How Is the New Digital Personal Data Protection Act Revolutionizing the Consent Landscape?
In the digital era, personal data protection has emerged as a critical concern globally, prompting stringent legal measures. Among these, India's Digital Personal Data Protection Act, 2023 (DPDP Act) stands out for its unique approach to consent. This revolutionary Act is dramatically altering the way businesses interact with personal data. But what are the implications for Data Fiduciaries and Data Principals? Is this Act a harbinger of change or added complexity?
The DPDP Act introduces a paradigm shift in the personal data processing sphere, prioritizing explicit consent. Unlike the GDPR, the DPDP Act mandates permission from data principals to process their personal data in most cases. However, under Section 6(6), processing may continue even after consent withdrawal if required by law or for specific purposes outlined in the Act. Let's unpack this groundbreaking legislation.
Unraveling the DPDP Act Provisions
The Primacy of Consent
The DPDP Act obligates data fiduciaries to secure explicit permission from Data Principals before commencing data collection or processing. This consent is not perpetual, shall be specific, limited to the purpose for which it is obtained, may be withdrawn at any time, and the data must not be retained beyond the fulfillment of its processing purpose.
Issuing Notices
Concurrent with the DPDP Act's enforcement, Data Fiduciaries are required to issue notices to individuals whose data they possess, irrespective of previously obtained consent.
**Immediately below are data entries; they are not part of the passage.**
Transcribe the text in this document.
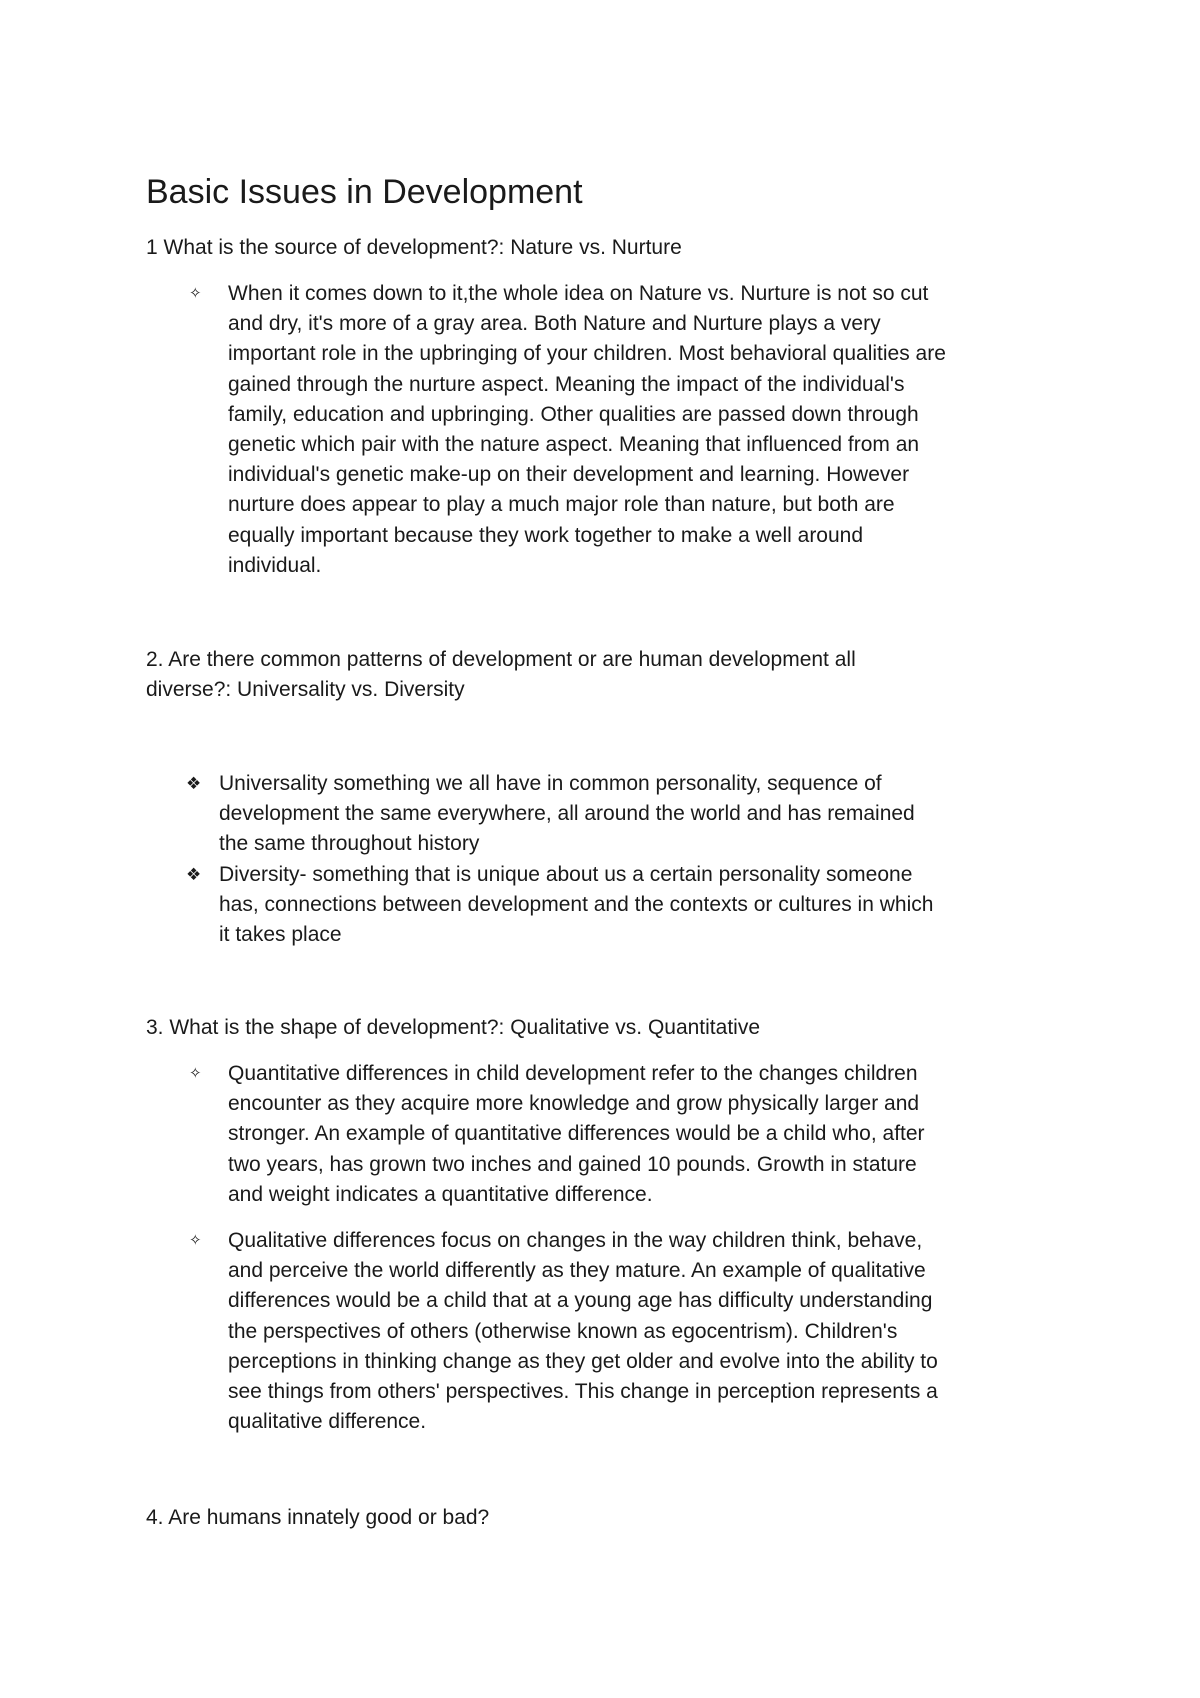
Basic Issues in Development

1 What is the source of development?: Nature vs. Nurture

✧ When it comes down to it,the whole idea on Nature vs. Nurture is not so cut
and dry, it's more of a gray area. Both Nature and Nurture plays a very
important role in the upbringing of your children. Most behavioral qualities are
gained through the nurture aspect. Meaning the impact of the individual's
family, education and upbringing. Other qualities are passed down through
genetic which pair with the nature aspect. Meaning that influenced from an
individual's genetic make-up on their development and learning. However
nurture does appear to play a much major role than nature, but both are
equally important because they work together to make a well around
individual.
2. Are there common patterns of development or are human development all
diverse?: Universality vs. Diversity
❖ Universality something we all have in common personality, sequence of
development the same everywhere, all around the world and has remained
the same throughout history
❖ Diversity- something that is unique about us a certain personality someone
has, connections between development and the contexts or cultures in which
it takes place

3. What is the shape of development?: Qualitative vs. Quantitative

✧ Quantitative differences in child development refer to the changes children
encounter as they acquire more knowledge and grow physically larger and
stronger. An example of quantitative differences would be a child who, after
two years, has grown two inches and gained 10 pounds. Growth in stature
and weight indicates a quantitative difference.
✧ Qualitative differences focus on changes in the way children think, behave,
and perceive the world differently as they mature. An example of qualitative
differences would be a child that at a young age has difficulty understanding
the perspectives of others (otherwise known as egocentrism). Children's
perceptions in thinking change as they get older and evolve into the ability to
see things from others' perspectives. This change in perception represents a
qualitative difference.

4. Are humans innately good or bad?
Every request made to a Data Principal for obtaining their consent shall be accompanied or preceded by a notice given by the Data Fiduciary. These notices must be delivered in English or any other language recognized under the Indian Constitution, and contain essential information as regards the purpose of data process, the manner in which the Data Principal may exercise their rights and the manner in which the Data Principal may make their complaint to the Data Protection Board of India.
Managing Consent
The DPDP Act innovatively introduces Consent Managers, registered with the Data Protection Board of India. Data Principals can grant, modify, or withdraw consent through these Consent Managers. Moreover, Data Fiduciaries can employ consent management platforms (CMPs) to accumulate, monitor, and synchronize consent.
Invalidity of consent
The DPDP Act also provides that where a consent constitutes infringement of the Act, its rules or any other extant law, such consent shall be invalid to the extent of that infringement.
Cessation of consent
In the event the Data Principal withdraws their consent, the Data Fiduciary shall within reasonable time cease to process the Data Principal’s data, unless required or authorized under law.
领英推荐
Information Accessibility
Data Principals are entitled to access a summary of their data, the identities of sharing entities, and other processing-related information.
Child Data Protection
The DPDP Act stipulates distinctive provisions for processing the personal data of children under 18 years, necessitating verifiable parental or guardian consent.
Implications for Foreign Companies
Foreign companies must provide notice and seek consent only if their data processing is associated with offering goods or services to Data Principals in India.
The DPDP Act heralds a new era, conferring Data Principals with unprecedented control over their personal data while imposing substantial obligations on Data Fiduciaries and Consent Managers. This seminal Act impacts data processes of major industries including finance, IT, healthcare, travel, legal, renewables, and retail. Hence, as we transition into this new phase, it is vital for organizations to comprehend and adapt to these transformations.
What's the Way Forward for Your Organization?
Now is the opportune time to reassess your data protocols and align them with the DPDP Act's stipulations. Familiarize yourself with the intricacies of explicit consent, prepare for multilingual data notifications, utilize consent management platforms, and above all, respect the data principal's enhanced authority.